Write a Forgiveness Letter

Process the emotions of painful experiences

Jettison grudges and reduce chronic stress

If you harbor a grudge against someone, would you consider letting go of that grudge? Many people who harbor toxic, unprocessed feelings about another person have let go of those feelings by writing a forgiveness letter.

Writing a forgiveness letter is one version of expressive writing. James Pennebaker and Sandy Beall published this technique in 1986. The procedure involves writing for a short period of time (for example, 15 to 30 minutes) about a significant or even traumatic life event that led to a grudge. A forgiveness letter can help you let go of a long-standing grudge and reduce stress in your life by coming to terms with an unresolved, emotionally charged event. It doesn’t matter if the person against whom you hold a grudge is alive or dead.

The following instructions for writing a forgiveness letter were inspired by Opening Up by Writing It Down – How Expressive Writing Improves Health and Eases Emotional Pain by James W. Pennebaker and Joshua M. Smyth. I highly recommend reading this engaging and useful book.

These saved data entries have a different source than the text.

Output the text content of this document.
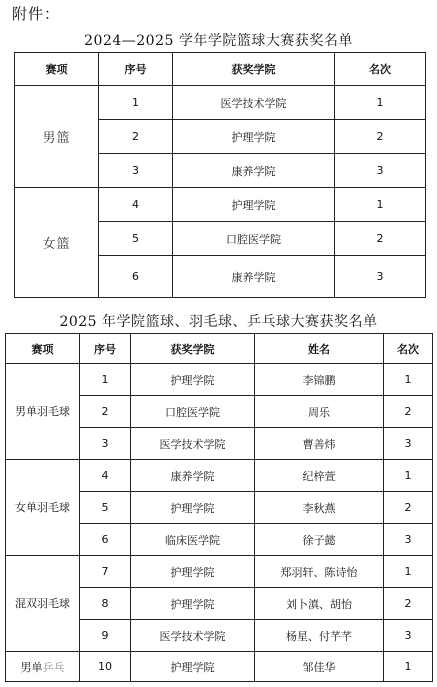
附件：
2024—2025 学年学院篮球大赛获奖名单
赛项	序号	获奖学院	名次
男篮	1	医学技术学院	1
	2	护理学院	2
	3	康养学院	3
女篮	4	护理学院	1
	5	口腔医学院	2
	6	康养学院	3
2025 年学院篮球、羽毛球、乒乓球大赛获奖名单
赛项	序号	获奖学院	姓名	名次
男单羽毛球	1	护理学院	李锦鹏	1
	2	口腔医学院	周乐	2
	3	医学技术学院	曹善炜	3
女单羽毛球	4	康养学院	纪梓萱	1
	5	护理学院	李秋燕	2
	6	临床医学院	徐子懿	3
混双羽毛球	7	护理学院	郑羽轩、陈诗怡	1
	8	护理学院	刘卜滇、胡怡	2
	9	医学技术学院	杨星、付芊芊	3
男单乒乓	10	护理学院	邹佳华	1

Find a quiet place where you can think and write for at least 30 minutes without being interpreted. Identify a grudge in your life that you want to eliminate. Bring to mind the person against whom you hold the grudge. Think about the situation(s) that led you to develop the grudge. Think about the words that this person said to you. Think about this person’s actions that harmed you or otherwise caused you to feel bad. Explain how you felt about the situation and how long you’ve held these feelings. Explain how the situation affected your life and how your life might have been different if the unfortunate experience had not happened. Now state that you forgive this person completely for his/her words and actions. Explain that you no longer hold any negative feelings toward him/her. Sign the letter.

When you’ve finished your letter, read it slowly and make any need changes. Decide if you want to give the letter to the person against whom you held the grudge. If not, you might want to burn the letter to signify that you have extinguished your grudge and are moving on with your life.

Years ago, I wrote a forgiveness letter to my deceased father. Writing that letter (it took perhaps 30 minutes) released decades of ill feelings and helped me get on with my life. Why not get rid of your grudge today?